The word "republic" comes from the Latin "respublica," which translates to "the public thing". That word, when it was conceived, referred to the Roman Republic, a government in which various posts were filled by yearly elections. To the Romans, the word "respublica" was a general one. Today, the word "republic" usually refers to any system of government like the Romans' in which representatives, elected by the people, manage day-to-day political matters on the public's behalf.
Democracy, on the other hand, comes from the Greek. Democracy in its purest form is embodied by the small Greek polis (city state) in which citizens cast votes directly on matters of government. The word democracy generally, however, is usually meant to include all systems of government in which the people are sovereign. The sovereign is the entity that holds ultimate power within a certain jurisdiction (like a nation).

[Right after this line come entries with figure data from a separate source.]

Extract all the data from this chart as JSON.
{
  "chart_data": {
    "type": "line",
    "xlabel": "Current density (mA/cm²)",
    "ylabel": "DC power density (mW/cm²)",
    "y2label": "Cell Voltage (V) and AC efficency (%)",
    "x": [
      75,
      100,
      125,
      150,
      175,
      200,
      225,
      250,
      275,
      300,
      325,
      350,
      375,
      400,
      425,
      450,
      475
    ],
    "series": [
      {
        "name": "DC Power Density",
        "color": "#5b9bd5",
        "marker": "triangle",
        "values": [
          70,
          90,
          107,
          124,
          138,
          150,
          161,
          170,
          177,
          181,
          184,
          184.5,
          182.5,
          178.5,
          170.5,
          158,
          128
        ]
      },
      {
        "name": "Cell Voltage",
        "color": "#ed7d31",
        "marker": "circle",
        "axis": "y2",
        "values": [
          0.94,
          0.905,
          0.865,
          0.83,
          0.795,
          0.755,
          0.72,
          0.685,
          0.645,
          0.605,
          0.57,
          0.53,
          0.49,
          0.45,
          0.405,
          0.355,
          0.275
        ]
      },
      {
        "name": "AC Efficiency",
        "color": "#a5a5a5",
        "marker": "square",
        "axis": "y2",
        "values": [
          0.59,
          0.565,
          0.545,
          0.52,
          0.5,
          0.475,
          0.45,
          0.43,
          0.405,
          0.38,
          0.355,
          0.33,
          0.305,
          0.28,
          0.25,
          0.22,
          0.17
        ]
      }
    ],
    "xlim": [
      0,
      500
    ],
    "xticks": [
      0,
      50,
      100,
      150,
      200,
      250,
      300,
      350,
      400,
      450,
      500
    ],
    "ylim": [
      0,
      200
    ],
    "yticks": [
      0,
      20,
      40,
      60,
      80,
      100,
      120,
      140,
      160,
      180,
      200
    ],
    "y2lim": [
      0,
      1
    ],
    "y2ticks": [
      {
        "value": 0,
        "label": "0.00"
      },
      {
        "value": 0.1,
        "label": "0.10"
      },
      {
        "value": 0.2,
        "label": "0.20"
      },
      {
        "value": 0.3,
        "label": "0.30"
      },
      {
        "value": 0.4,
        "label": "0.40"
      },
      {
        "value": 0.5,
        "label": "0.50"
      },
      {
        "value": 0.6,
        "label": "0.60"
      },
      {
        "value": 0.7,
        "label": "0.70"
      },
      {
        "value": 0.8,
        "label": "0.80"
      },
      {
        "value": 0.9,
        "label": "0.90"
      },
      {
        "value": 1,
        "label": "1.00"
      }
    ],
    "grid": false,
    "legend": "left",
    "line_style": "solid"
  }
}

These terms were never designed to be exclusive of one another. Indeed, our founding fathers drew upon both the Greek and Roman traditions when forming the Constitution. Still, if you asked a delegate to the Constitutional Convention what our form of government was, he would probably say that it was a republic. The United States – a large, continental power – presented challenges to self-governance that closely mirrored challenges in the Roman story. The founders explicitly tried to solve the problems that caused the Roman Republic to become the Roman Empire.
Now, if you want to be really precise, the form of government we have is a federal presidential system. If you want to learn more about the distinctions between forms of government, you can begin by learning the differences between government in the U.S. and countries like the U.K. or France – both of which could be said to be both democratic and republican in nature.